I prodotti agrochimici e il loro potere devastante

La corsa sfrenata delle grandi aziende agrochimiche nello sviluppo e nella promozione di input biologici va di pari passo con formidabili progressi tecnologici e scientifici. Come la capacità di modificare i geni, la biologia sintetica e la scienza dei dati, che facilitano l’identificazione di microrganismi per la formulazione di nuovi prodotti biologici. Ancor di più: i progressi tecnologici consentono loro di garantire il controllo monopolistico attraverso i brevetti. Secondo Grain, queste aziende scommettono di immettere sul mercato questi prodotti geneticamente modificati senza dover affrontare ostacoli normativi.

Il brevetto è un titolo di proprietà industriale che riconosce il diritto esclusivo su un’invenzione. Impedisce ad altri di realizzare, vendere o utilizzare detta invenzione senza il consenso del suo proprietario. Tra il 2000 e il 2023 sono state registrate più di 44mila domande di riconoscimento ufficiale di brevetti per bioinput in tutto il mondo.

Di fronte a questa valanga di multinazionali che cercano di penetrare e imporsi nel mercato degli input biologici a qualsiasi prezzo, i piccoli e medi produttori agricoli possono fare poco. Secondo Grain questo processo è in corso: “Può provocare una nuova ondata di privatizzazione dei modi di vita” che finora sono stati tipici delle comunità contadine e dei loro saperi ancestrali. I brevetti sui processi e sulle sequenze genetiche dei microrganismi creeranno un mercato dei bioinput dominato dalle multinazionali, garantendo loro diritti monopolistici. Ciò significa, precisa Grain, che chi vuole utilizzare prodotti con determinati componenti o processi brevettati “deve ottenere l’autorizzazione o pagare il diritto d’uso”. Come La Vía Campesina e Grain avevano già avvertito nel 2015 nel loro documento congiunto su “La criminalizzazione delle sementi contadine”: resistenza e lotte, in caso di mancato rispetto dei meccanismi stabiliti dal diritto internazionale dei brevetti, ai contadini possono essere inflitte multe. Multe onerose e persino pene detentive (https://grain.org/es/article/5143-la-criminalizacion-de-las-semillas-campesinas-resistencias-y-luchas ).

Nuovo paradigma agricolo

Tema di rilevanza globale con un impatto significativo in particolare per l’America Latina e i Caraibi, che continua ad essere fondamentale per la sicurezza alimentare e la preservazione della biodiversità sulla Terra. Infatti, una regione che produce cibo per circa 1,3 miliardi di persone (più del doppio della sua popolazione), riunisce il 50% della biodiversità del pianeta e ospita sei dei Paesi del pianeta con la maggiore biodiversità: Brasile, Colombia, Ecuador, Messico, Perù e Repubblica Bolivariana del Venezuela.

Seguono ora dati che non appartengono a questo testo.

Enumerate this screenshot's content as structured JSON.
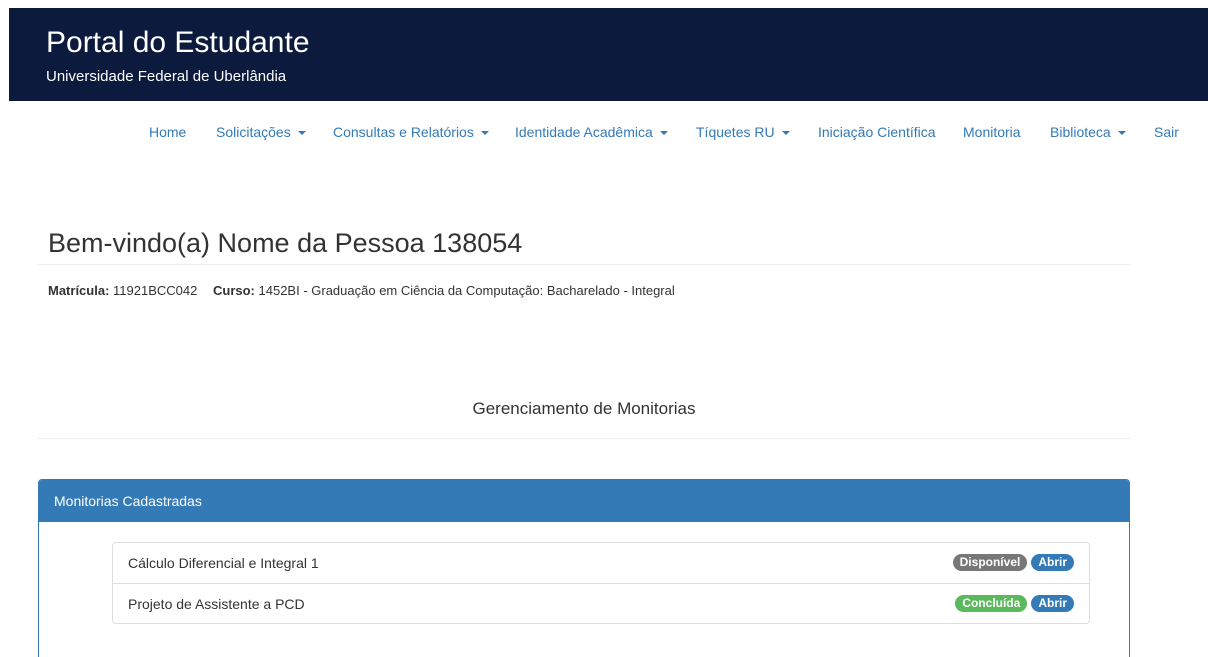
{
  "header": {
    "title": "Portal do Estudante",
    "subtitle": "Universidade Federal de Uberlândia",
    "background_color": "#0b1a3d"
  },
  "nav": {
    "items": [
      {
        "label": "Home",
        "dropdown": false
      },
      {
        "label": "Solicitações",
        "dropdown": true
      },
      {
        "label": "Consultas e Relatórios",
        "dropdown": true
      },
      {
        "label": "Identidade Acadêmica",
        "dropdown": true
      },
      {
        "label": "Tíquetes RU",
        "dropdown": true
      },
      {
        "label": "Iniciação Científica",
        "dropdown": false
      },
      {
        "label": "Monitoria",
        "dropdown": false
      },
      {
        "label": "Biblioteca",
        "dropdown": true
      },
      {
        "label": "Sair",
        "dropdown": false
      }
    ],
    "link_color": "#337ab7"
  },
  "welcome": "Bem-vindo(a) Nome da Pessoa 138054",
  "student": {
    "matricula_label": "Matrícula:",
    "matricula": "11921BCC042",
    "curso_label": "Curso:",
    "curso": "1452BI  - Graduação em Ciência da Computação: Bacharelado - Integral"
  },
  "section_title": "Gerenciamento de Monitorias",
  "panel": {
    "heading": "Monitorias Cadastradas",
    "accent_color": "#337ab7",
    "items": [
      {
        "name": "Cálculo Diferencial e Integral 1",
        "status": "Disponível",
        "status_color": "#777777",
        "action": "Abrir"
      },
      {
        "name": "Projeto de Assistente a PCD",
        "status": "Concluída",
        "status_color": "#5cb85c",
        "action": "Abrir"
      }
    ]
  }
}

E, allo stesso tempo, ospita il maggior numero di specie alimentari selvatiche minacciate, oltre a 200 milioni di ettari di terre già degradate.

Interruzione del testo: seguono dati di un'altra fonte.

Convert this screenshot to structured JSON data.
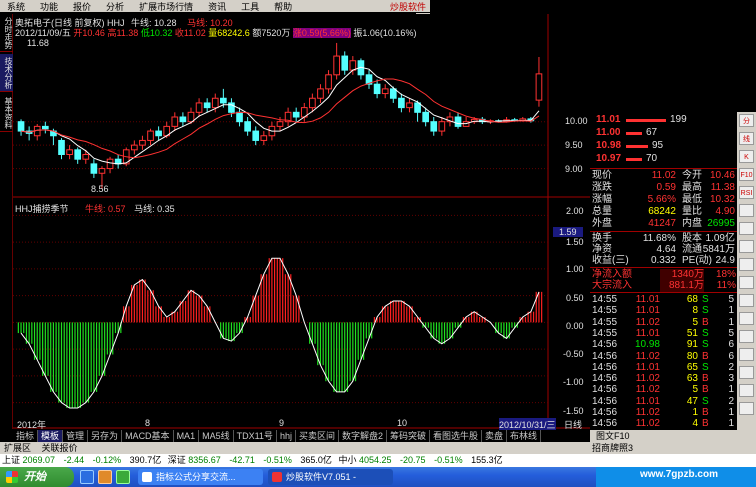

Le grandi aziende del settore agroalimentare sono tra le principali responsabili della crisi climatica e di molti altri problemi globali. Per Grain “la soluzione non consiste nella mera riduzione di pesticidi e fertilizzanti chimici” perché entrambi sono componenti inevitabili del modello di agricoltura industriale inserita in un sistema alimentare globale ingiusto e predatorio, controllato da poche multinazionali. La soluzione viene dalla definizione di un nuovo paradigma di produzione e distribuzione agricola.

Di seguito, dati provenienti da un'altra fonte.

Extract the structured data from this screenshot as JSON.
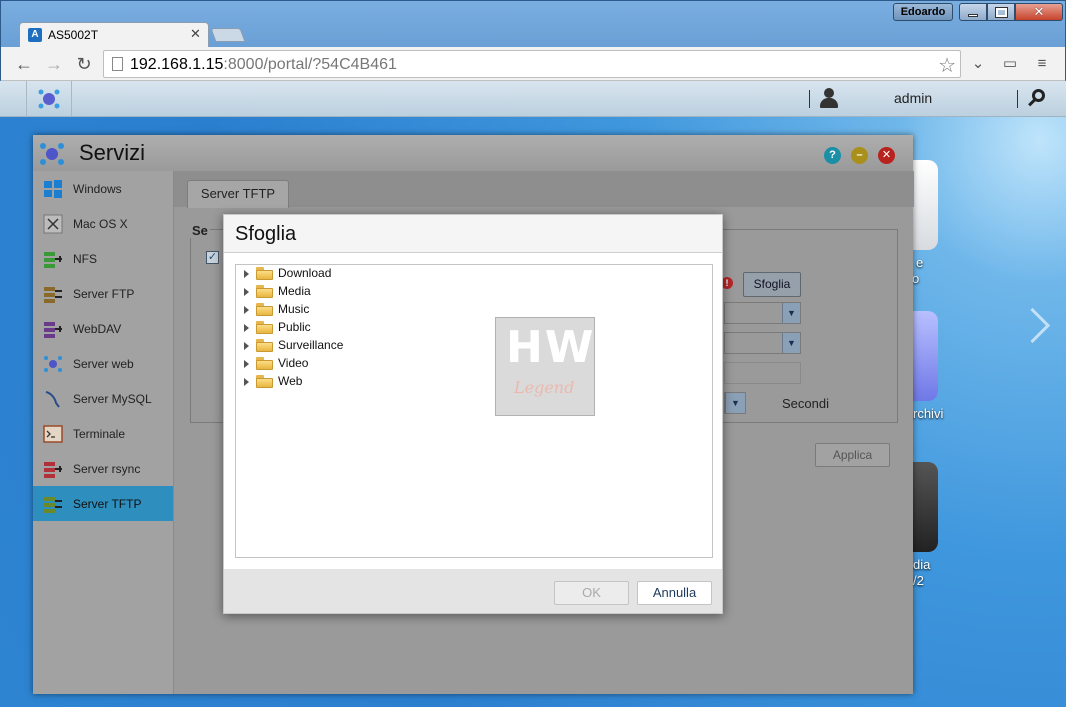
{
  "window": {
    "os_user": "Edoardo",
    "tab_title": "AS5002T",
    "tab_favicon": "A"
  },
  "address_bar": {
    "host": "192.168.1.15",
    "rest": ":8000/portal/?54C4B461"
  },
  "appbar": {
    "user": "admin"
  },
  "desktop_labels": {
    "label1": "e",
    "label2": "o",
    "label3": "rchivi",
    "label4": "dia",
    "label5": "/2"
  },
  "services_window": {
    "title": "Servizi",
    "sidebar": [
      {
        "label": "Windows"
      },
      {
        "label": "Mac OS X"
      },
      {
        "label": "NFS"
      },
      {
        "label": "Server FTP"
      },
      {
        "label": "WebDAV"
      },
      {
        "label": "Server web"
      },
      {
        "label": "Server MySQL"
      },
      {
        "label": "Terminale"
      },
      {
        "label": "Server rsync"
      },
      {
        "label": "Server TFTP"
      }
    ],
    "selected_item": "Server TFTP",
    "tab": "Server TFTP",
    "section_legend": "Se",
    "browse_button": "Sfoglia",
    "seconds_label": "Secondi",
    "apply_button": "Applica"
  },
  "dialog": {
    "title": "Sfoglia",
    "folders": [
      "Download",
      "Media",
      "Music",
      "Public",
      "Surveillance",
      "Video",
      "Web"
    ],
    "ok_button": "OK",
    "cancel_button": "Annulla"
  },
  "watermark": {
    "top": "HW",
    "bottom": "Legend"
  },
  "colors": {
    "selected_sidebar": "#2e8fbf",
    "close_button": "#b8231d",
    "help_button": "#1a8fa6",
    "minimize_button": "#a8901a"
  }
}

In questo quadro, come i movimenti sociali rurali propongono da decenni, la grande sfida è realizzare una transizione verso l’agroecologia basata sulla conoscenza contadina, sull’innovazione collettiva e sulla sovranità alimentare, rifiutando soluzioni tecnologiche costose con brevetti aziendali che perpetuano solo l’agricoltura industriale e le sue conseguenze devastanti. Si tratta semplicemente di spostare il cursore sociale, mettendo al centro la salute di ogni essere vivente e della Madre Terra (Pachamama come la chiamano i popoli amerindi.